While Madam Jumel was not known as a prostitute per se, her early introduction to New York society came by way of her career as an “actress,” a common euphemism for prostitution in the 18th and 19th centuries. But that’s less interesting than the fact that she was an astounding businesswoman, essentially re-establishing her French husband’s fortune in NYC after squandering it all in France. She was the kind of woman I like to call “High Maintenance…but she maintained herself;” my kinda gal.
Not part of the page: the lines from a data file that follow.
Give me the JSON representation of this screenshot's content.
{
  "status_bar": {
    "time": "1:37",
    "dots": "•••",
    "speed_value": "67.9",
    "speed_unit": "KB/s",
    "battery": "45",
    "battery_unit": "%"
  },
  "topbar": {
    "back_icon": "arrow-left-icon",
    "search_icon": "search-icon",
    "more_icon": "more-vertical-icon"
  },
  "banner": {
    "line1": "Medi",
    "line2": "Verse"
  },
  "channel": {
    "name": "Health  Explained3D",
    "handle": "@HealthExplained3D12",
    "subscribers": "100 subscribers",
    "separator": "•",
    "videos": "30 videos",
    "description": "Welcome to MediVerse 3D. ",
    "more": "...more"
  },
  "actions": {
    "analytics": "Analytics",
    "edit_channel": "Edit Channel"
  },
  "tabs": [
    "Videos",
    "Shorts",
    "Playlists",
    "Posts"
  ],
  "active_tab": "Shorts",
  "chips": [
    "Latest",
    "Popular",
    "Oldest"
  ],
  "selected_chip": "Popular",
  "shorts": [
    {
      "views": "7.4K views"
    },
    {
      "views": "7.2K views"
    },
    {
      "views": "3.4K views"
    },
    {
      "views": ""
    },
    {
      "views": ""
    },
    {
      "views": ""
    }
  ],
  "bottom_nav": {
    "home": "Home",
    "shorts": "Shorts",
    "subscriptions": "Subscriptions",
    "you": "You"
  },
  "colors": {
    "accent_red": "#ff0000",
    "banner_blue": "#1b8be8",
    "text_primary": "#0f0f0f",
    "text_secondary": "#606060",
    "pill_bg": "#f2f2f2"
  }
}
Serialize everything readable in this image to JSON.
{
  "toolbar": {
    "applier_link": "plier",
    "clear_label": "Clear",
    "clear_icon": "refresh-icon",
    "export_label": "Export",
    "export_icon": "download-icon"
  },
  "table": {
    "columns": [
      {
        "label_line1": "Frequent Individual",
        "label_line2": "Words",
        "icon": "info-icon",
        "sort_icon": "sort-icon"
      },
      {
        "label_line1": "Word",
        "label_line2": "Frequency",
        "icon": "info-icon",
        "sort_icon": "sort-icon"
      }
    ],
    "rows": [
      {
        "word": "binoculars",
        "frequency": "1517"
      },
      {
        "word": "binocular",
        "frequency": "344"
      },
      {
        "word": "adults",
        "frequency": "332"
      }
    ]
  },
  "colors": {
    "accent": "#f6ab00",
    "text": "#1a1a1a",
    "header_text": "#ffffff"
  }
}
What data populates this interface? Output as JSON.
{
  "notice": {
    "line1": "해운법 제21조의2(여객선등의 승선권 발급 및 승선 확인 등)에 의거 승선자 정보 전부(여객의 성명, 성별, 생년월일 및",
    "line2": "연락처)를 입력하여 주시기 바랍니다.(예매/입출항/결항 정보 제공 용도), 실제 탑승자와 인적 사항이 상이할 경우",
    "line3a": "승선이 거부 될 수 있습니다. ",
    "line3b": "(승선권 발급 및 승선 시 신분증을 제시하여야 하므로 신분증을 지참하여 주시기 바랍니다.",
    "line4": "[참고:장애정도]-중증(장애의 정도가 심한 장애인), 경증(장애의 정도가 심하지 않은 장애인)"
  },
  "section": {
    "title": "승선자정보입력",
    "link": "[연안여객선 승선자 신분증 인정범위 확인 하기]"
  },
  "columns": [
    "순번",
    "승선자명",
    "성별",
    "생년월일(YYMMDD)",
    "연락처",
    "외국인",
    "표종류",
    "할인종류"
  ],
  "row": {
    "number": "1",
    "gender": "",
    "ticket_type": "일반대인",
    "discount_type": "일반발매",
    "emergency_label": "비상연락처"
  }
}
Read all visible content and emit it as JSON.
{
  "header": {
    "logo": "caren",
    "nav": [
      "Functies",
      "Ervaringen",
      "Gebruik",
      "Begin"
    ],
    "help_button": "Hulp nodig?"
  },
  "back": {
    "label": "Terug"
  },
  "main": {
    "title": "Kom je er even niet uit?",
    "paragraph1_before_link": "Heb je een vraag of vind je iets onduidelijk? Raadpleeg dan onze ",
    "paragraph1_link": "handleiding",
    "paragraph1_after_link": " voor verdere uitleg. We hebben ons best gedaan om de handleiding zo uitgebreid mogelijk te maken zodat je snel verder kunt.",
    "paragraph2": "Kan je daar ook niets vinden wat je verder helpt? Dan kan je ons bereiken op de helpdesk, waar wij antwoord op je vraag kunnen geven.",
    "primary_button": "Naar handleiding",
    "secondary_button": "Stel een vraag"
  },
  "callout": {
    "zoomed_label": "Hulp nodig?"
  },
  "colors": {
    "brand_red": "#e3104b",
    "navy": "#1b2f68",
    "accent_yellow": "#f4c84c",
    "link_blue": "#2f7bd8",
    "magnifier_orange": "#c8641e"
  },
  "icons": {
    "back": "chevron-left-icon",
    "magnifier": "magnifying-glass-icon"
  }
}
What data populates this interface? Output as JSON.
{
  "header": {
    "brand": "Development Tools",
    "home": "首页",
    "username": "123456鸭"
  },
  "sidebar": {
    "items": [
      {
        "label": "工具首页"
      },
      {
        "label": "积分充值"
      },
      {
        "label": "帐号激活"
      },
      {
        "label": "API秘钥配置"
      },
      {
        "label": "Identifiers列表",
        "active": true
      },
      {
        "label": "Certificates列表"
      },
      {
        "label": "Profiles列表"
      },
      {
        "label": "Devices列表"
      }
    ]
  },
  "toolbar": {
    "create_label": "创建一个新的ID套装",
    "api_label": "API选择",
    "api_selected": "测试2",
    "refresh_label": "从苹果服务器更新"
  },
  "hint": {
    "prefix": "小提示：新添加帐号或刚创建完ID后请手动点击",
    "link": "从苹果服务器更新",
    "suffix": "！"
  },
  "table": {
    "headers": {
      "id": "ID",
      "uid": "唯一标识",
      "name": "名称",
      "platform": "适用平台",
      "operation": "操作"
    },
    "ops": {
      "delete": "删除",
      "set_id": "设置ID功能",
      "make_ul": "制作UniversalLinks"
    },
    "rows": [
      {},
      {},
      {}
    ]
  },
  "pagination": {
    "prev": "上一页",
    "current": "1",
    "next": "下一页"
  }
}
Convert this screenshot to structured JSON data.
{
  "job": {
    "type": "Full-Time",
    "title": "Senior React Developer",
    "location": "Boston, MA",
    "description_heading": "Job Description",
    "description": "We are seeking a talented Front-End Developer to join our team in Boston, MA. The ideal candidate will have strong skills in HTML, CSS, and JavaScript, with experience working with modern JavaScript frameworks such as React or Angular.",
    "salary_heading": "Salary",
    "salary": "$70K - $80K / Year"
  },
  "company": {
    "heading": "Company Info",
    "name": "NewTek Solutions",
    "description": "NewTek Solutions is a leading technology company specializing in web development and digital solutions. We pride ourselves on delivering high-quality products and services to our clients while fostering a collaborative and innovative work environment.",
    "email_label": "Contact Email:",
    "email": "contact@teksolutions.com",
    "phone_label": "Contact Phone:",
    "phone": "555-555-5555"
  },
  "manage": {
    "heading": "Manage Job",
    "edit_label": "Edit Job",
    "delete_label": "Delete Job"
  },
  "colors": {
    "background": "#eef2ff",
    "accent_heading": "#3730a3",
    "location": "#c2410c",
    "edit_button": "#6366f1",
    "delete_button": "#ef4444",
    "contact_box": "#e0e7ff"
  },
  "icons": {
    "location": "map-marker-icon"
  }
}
This year marks the Jumel Mansion’s 250th anniversary. In years past, neighbors have noted the shady lady who can still be seen walking along the Mansion’s terrace, looking from its windows, and watching the circus that is NYC go on without her.
Morris-Jumel Mansion, 65 Jumel Terrace (just off 162nd street). Use your GPS — it’s complicated.
Stop by and visit; you won’t be sorry you did.